In 1976, Ralph Nader won a consumer rights case before the Supreme Court which established First Amendment protection for commercial speech by ruling that Virginia’s ban on advertising prescription drug prices was unconstitutional. It upheld Ralph Nader’s contention that the free flow of commercial information is vital to the public. Virginia State Board of Pharmacy v. Virginia Citizens Consumer Council, Inc. This was the change of precedent that led to the travesty of Citizens United in 2010.

Citizens United v. Federal Election Commission held that the First Amendment prohibits the government from restricting independent political expenditures by corporations, unions, and associations. Corporate lawyer Lewis Powell sent a memo in 1971 to a friend who was the chairman of the U.S. Chamber of Commerce. Titled “Attack on American Free Enterprise Systems” it was “full of practical strategies covering a range pf issues, making it one of the most significant documents of the neoliberal revolution in America” p. 85. This was part of the formation of the Federalist Society, covered in Chapter Five, with founding members from the Olin Corporation and industries most threatened by changing markets: big oil, tobacco and weapons.

Lewis Powell went on to become a member of the Supreme Court and was a leader in shifting the decisions from what was best for the people to what was best for the corporations and markets. He was proud of his achievement of keeping black children out of white classrooms in Virginia — de facto segregation.

The Paradox of TIAA-CREF

TIAA-CREF is the leading financial advisor for more than five million teachers, firefighters, police officers, hospital workers, college professors, and people who walk across a variety of public sector jobs. The five million people are part of the disappearing middle class whose jobs and lives have been eroded by the efficiency-minded logic of the financialized neoliberal economy.

TIAA-CREF is a big capital reservoir of middle-class pensions that is invested like any other Wall Street portfolio: maximize returns.

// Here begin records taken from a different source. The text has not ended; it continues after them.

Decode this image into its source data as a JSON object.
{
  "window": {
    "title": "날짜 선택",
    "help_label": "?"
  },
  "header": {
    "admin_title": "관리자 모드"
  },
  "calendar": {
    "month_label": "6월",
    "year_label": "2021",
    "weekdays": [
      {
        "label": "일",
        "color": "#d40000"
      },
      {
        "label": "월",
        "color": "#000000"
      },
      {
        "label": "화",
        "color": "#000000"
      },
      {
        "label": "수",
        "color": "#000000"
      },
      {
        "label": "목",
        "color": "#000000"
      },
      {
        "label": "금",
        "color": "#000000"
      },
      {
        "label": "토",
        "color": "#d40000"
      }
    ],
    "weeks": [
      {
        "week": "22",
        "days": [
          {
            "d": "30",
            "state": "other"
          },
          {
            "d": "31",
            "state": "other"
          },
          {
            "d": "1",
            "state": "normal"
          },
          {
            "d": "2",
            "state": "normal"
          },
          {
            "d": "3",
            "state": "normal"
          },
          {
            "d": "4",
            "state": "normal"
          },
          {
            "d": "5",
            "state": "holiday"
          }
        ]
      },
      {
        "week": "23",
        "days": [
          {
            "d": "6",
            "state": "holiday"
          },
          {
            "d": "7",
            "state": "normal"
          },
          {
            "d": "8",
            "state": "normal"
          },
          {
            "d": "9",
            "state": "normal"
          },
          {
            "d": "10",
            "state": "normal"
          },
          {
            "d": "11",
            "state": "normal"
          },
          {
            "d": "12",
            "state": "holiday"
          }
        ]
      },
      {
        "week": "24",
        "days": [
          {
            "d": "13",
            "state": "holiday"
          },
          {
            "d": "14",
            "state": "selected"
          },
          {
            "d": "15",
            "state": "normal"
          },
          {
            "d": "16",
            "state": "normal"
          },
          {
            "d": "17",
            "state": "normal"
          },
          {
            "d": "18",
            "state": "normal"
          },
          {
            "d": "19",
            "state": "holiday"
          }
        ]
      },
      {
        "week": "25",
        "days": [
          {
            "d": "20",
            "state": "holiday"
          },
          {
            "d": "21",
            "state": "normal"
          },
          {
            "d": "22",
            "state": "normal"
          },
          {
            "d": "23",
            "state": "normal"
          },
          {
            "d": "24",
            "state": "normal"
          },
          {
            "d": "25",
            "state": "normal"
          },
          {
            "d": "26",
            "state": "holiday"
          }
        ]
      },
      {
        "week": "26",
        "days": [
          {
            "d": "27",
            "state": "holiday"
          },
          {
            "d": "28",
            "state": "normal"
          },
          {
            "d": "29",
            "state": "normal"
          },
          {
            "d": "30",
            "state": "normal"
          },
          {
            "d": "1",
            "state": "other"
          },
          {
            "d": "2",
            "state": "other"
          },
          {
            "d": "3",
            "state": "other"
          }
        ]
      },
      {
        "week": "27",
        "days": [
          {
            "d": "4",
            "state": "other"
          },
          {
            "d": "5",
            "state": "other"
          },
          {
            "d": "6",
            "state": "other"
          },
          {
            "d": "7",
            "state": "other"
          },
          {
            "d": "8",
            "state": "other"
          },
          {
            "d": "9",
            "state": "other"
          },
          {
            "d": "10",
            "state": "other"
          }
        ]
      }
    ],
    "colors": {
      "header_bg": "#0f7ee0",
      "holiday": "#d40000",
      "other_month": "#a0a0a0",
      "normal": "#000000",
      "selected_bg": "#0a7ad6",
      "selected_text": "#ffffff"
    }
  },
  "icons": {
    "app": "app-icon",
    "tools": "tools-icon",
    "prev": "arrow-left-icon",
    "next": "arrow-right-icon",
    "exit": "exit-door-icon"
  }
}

Worker’s retirement savings were fed into the same financialized market that squeezed empathy out of hospitals and turned them into businesses. On p. 349 Professor Baradaran says, “Neoliberalism’s trick was to enable a privileged few to cheat the market, loot our shared resources, and seize the ladders of opportunity.” The market is neither Divine nor Evil; it is an algorithm designed to maximize return-on-investment, making the rich richer and the poor poorer.

Integrity is Expensive but it is Not a Luxury

At the Munich Security Conference in February 2026, Representative Alexandria Ocasio-Cortez spoke about the intersection of economic inequality and the rise of far-right populism. She challenged the elite, pro-establishment conference attendees, arguing that runaway inequality fuels far-right populist movements. The security of the individual erodes as power and wealth become increasingly unequal. One threat is the power of surveillance as it becomes concentrated in fewer entities, often corporations like Palantir rather than elected governments.

On page 359 Professor Baradaran states:

I now believe that for those of us fighting for economic justice, it is time to look toward the MARKETS for solutions, because now money has more rights than voters,
and corporations have more power more than governments…

The neoliberal coalition did not want trade on fair terms, so they rigged the game.

Mehrsa Baradaran

Professor Baradaran contends that the neoliberal push to turn people into “entrepreneurs of themselves” is deluded and serves commerce rather than society. To insist that every American is solely responsible for their own success or failure is delusional. As a society, we must do more to provide education to anyone eager to study because a robust democracy is stabilized by voters who are able to think and who can make the effort to understand the many sides of complex issues.

Mehrsa Baradaran was born in Iran where her mother was imprisoned for political protest. Upon her mother’s release, they emigrated to the US when Mehrsa was about 8 years old.